Kur’an’da kader kavramı sadece insanla değil, mikro alemdeki zerrelerden makro alemlere kadar bütün bir kainatla ilgilidir. Yani sebep ve sonuç çizgisi içinde varlık sahasına çıktığına şahit olduğumuz her bir mevcut, bir ilahi program (kader) içinde meydana getirilmektedir.
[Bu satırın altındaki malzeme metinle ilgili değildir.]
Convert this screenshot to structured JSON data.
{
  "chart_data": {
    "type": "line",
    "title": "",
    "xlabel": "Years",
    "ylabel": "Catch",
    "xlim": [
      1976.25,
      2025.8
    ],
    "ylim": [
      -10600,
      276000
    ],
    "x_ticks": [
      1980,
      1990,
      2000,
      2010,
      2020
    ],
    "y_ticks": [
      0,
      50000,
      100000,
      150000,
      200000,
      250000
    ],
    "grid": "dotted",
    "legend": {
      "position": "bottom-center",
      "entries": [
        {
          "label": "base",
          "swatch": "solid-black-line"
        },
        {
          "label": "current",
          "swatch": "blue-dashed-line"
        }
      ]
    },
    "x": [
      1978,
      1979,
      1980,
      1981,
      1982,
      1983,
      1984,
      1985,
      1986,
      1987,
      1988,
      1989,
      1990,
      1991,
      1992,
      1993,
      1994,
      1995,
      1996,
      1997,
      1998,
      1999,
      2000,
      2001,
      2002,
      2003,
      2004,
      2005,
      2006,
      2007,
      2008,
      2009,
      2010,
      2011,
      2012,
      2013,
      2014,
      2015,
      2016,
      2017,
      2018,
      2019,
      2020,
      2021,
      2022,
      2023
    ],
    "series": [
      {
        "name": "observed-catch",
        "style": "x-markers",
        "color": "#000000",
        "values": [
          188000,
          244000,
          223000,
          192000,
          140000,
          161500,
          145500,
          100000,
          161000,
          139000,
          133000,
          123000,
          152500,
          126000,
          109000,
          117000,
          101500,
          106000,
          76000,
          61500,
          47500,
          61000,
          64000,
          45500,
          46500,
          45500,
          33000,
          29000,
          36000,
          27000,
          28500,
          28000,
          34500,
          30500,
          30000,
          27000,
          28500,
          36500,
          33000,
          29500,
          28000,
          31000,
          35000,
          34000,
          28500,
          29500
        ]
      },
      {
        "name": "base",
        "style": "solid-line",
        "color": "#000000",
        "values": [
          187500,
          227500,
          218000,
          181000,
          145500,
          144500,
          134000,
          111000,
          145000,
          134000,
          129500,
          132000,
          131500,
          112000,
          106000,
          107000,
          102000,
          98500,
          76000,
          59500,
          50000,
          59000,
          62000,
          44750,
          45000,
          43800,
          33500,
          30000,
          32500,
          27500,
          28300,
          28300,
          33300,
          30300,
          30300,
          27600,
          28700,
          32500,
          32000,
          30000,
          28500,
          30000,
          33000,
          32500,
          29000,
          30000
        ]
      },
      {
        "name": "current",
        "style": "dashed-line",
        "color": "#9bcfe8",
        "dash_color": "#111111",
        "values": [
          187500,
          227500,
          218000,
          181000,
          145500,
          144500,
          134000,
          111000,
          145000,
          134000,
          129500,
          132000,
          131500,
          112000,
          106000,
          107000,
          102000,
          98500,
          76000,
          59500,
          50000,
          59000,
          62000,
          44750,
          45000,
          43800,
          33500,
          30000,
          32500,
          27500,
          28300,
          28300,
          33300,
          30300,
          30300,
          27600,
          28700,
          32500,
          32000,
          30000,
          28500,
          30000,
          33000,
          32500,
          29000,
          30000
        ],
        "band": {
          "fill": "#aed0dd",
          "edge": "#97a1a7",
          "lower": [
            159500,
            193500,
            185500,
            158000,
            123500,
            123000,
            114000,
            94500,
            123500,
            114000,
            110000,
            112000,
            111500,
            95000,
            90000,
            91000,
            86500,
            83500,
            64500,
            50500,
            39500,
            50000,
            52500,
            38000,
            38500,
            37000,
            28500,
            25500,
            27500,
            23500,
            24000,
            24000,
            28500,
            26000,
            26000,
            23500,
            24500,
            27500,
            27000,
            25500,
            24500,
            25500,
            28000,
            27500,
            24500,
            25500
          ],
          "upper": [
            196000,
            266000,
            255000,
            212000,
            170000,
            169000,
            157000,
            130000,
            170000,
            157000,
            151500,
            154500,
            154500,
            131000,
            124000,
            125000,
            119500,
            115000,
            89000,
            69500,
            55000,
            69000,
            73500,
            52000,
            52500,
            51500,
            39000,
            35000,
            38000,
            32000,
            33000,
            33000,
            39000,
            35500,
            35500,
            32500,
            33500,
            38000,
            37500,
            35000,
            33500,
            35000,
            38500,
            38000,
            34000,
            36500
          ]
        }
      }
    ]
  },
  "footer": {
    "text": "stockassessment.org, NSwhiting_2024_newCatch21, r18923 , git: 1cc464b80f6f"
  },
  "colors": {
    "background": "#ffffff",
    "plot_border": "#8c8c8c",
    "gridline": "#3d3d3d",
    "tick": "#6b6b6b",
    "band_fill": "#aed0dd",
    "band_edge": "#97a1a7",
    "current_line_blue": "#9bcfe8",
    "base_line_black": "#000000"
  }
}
İlgili ayetler dikkatle incelendiğinde bu husus açık bir şekilde görülür. (Bkz. Kamer suresi, 54/49; Ra’d suresi, 13/8; Yunus suresi, 10/44; Neml suresi, 27/75.) Kur’an, insanla alakalı kader konusunu ele alırken meseleyi bazen Allah’ın iradesine bakan yönüyle ele alır bazen de insanların iradesine bakan yönüyle ele alır. Olaya bir bütünlük içinde bakılmazsa, iki ayrı açıdan dikkatlere arz edilen bu ayetlerin birbiriyle çeliştiği zannedilebilir. Fakat durum böyle değildir.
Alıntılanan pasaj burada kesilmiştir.